RFD: code inside RExen

Ilya Zakharevich

unread,

May 3, 2004, 4:29:48 AM5/3/04

to

PRELIMINARIES

When one inserts some Perl code to become a part of a REx (e.g., the
current way is to use a (?{CODE}) construct), one should care about
the following questions:

a) when this code is executed?

b) what information about the match is available when this code is
executed?

c) what happens with temporaries introduced in CODE when the match
backtracks? Are they destroyed at this moment, or later? Same
for local()ized variables (this is essentially the same in
disguise)?

I know three meaningful answers to 'a': two implementation-dependent,
the third one not. The implementation-independent one is 'after the
match succeeds'. The first implementation-dependent answer is
"immediately when the REx matches `up to this point'"; the other one
is "immediately when the REx match FAILS somewhere after the current
point". Combining the last two flavors, one can obtain the DO/UNDO
semantic of backtracking.

In 'b', there are several possible subquestions: should the current
position in string be available? Should the offsets and contents of
$1 etc be available? Same for $^N? In the case of recursive RExen,
should the similar information about the state of the "enclosing"
match be available? When/if we have "named catching groups", the same
question can be applied to them too.

'c' makes sense only in the implementation-dependent variants of the
answer to 'a'. With the current implementation, only the positive
answer to 'c' enables the UNDO semantic of backtracking.
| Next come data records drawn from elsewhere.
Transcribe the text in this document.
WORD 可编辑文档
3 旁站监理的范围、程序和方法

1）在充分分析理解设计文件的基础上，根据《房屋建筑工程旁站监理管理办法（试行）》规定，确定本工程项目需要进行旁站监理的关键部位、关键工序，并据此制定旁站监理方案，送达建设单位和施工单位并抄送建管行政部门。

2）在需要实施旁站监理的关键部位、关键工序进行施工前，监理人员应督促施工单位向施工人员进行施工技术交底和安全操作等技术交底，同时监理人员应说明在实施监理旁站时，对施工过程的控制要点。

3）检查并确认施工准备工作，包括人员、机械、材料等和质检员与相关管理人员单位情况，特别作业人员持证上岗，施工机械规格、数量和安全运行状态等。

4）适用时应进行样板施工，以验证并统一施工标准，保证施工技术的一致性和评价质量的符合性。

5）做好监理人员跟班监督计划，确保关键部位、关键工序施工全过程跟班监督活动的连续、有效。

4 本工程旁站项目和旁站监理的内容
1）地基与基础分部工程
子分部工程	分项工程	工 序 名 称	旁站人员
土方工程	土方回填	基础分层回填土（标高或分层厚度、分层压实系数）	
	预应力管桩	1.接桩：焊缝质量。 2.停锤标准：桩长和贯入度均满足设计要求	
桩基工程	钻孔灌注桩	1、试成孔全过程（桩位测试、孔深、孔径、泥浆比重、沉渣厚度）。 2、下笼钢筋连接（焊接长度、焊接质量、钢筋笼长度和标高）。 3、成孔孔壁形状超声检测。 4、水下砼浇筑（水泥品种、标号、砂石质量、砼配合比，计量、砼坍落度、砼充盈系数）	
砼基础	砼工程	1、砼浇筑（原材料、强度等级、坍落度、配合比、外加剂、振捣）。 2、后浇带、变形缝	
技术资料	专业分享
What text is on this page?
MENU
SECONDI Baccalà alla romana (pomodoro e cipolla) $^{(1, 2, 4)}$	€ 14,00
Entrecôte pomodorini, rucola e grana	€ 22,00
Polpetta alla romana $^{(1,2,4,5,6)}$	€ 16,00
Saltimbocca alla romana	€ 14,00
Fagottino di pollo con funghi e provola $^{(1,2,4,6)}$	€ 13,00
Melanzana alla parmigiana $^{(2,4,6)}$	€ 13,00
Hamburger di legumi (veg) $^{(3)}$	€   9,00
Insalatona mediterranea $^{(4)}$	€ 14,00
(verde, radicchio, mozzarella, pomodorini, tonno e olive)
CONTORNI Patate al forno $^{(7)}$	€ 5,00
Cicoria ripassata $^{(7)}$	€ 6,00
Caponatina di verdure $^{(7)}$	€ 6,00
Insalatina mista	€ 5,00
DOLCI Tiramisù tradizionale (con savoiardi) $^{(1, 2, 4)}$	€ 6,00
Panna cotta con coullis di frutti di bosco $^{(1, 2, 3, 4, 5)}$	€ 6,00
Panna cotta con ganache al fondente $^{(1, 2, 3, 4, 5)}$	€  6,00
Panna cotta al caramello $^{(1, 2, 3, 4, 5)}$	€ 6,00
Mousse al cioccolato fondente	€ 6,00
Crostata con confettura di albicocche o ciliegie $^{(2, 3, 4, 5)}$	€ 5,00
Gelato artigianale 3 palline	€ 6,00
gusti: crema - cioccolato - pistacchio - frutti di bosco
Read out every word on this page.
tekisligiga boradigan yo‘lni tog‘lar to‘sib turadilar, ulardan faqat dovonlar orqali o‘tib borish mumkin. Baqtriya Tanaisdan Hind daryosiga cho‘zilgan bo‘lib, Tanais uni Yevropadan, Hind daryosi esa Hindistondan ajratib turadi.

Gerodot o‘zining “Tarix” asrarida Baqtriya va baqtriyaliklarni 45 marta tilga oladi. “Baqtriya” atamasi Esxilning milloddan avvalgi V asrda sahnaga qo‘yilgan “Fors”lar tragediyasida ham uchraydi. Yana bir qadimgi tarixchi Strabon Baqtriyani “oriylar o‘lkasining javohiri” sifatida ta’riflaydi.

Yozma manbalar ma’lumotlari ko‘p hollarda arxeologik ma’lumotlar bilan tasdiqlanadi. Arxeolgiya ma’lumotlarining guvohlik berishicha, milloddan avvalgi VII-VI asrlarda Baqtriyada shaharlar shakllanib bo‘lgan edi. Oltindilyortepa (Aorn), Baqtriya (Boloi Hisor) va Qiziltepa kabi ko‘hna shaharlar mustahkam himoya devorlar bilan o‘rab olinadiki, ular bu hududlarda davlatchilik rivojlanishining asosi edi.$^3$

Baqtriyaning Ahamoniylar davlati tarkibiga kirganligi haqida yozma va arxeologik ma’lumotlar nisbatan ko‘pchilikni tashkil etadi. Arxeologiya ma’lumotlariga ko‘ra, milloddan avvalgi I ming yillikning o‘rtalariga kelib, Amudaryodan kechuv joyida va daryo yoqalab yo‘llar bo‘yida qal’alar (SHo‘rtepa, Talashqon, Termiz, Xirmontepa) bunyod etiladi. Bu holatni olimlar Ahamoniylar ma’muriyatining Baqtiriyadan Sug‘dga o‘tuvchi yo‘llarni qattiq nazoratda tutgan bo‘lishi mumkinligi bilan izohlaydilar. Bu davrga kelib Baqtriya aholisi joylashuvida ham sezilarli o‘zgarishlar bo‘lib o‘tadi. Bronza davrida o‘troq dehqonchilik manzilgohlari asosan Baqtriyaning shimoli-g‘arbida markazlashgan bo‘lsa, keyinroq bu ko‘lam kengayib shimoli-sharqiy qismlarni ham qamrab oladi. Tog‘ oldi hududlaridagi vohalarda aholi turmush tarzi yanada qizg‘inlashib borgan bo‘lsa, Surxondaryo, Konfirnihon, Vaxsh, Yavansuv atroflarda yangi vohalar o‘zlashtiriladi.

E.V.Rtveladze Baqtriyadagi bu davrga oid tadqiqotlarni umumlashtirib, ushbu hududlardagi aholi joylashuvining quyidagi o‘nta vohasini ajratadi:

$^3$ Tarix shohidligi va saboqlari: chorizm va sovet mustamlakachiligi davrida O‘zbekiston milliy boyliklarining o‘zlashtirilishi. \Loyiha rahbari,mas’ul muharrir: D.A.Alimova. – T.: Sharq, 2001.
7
HISTORICALLY PRESENT BEHAVIOUR

The answers for (?{CODE}) are: a: immediate; b: full info available;
c: temporaries are destroyed immediately.

These answers are due to the desire to make (?{CODE}) as universally
useful as possible; however, they result in many inconveniences in an
actual use of this construct, as well as in significant slowdown of
execution of this construct.

PROPOSAL

When a code reference is interpolated into a REx, this embeds the code
into the REx similarly to the current (?{CODE}) block. The defaults are:

a) the code is executed after the match completes (however, the
available information about the match reflects the state at the
moment the code block was encountered in the REx).

b) only the information about $^N is made available during the execution.

c) N/A due to the answer to 'a'.

These are defaults only; note that the answers to 'a' and 'b' are NOT
those for (?{CODE}). These settings should be made fully customizable
by flags to the REx.

What do you think?
Ilya

----- End forwarded message -----

Brian McCauley

unread,

May 4, 2004, 8:24:56 AM5/4/04

to

Ilya Zakharevich <nospam...@ilyaz.org> writes:

> PRELIMINARIES
>
> When one inserts some Perl code to become a part of a REx (e.g., the
> current way is to use a (?{CODE}) construct), one should care about
> the following questions:
>
> a) when this code is executed?
>
> b) what information about the match is available when this code is
> executed?
>
> c) what happens with temporaries introduced in CODE when the match
> backtracks? Are they destroyed at this moment, or later? Same
> for local()ized variables (this is essentially the same in
> disguise)?

I think you should add:

d) how does CODE signal to the regex engine that the zero-width
assertion (?{CODE}) should be considered to have failed?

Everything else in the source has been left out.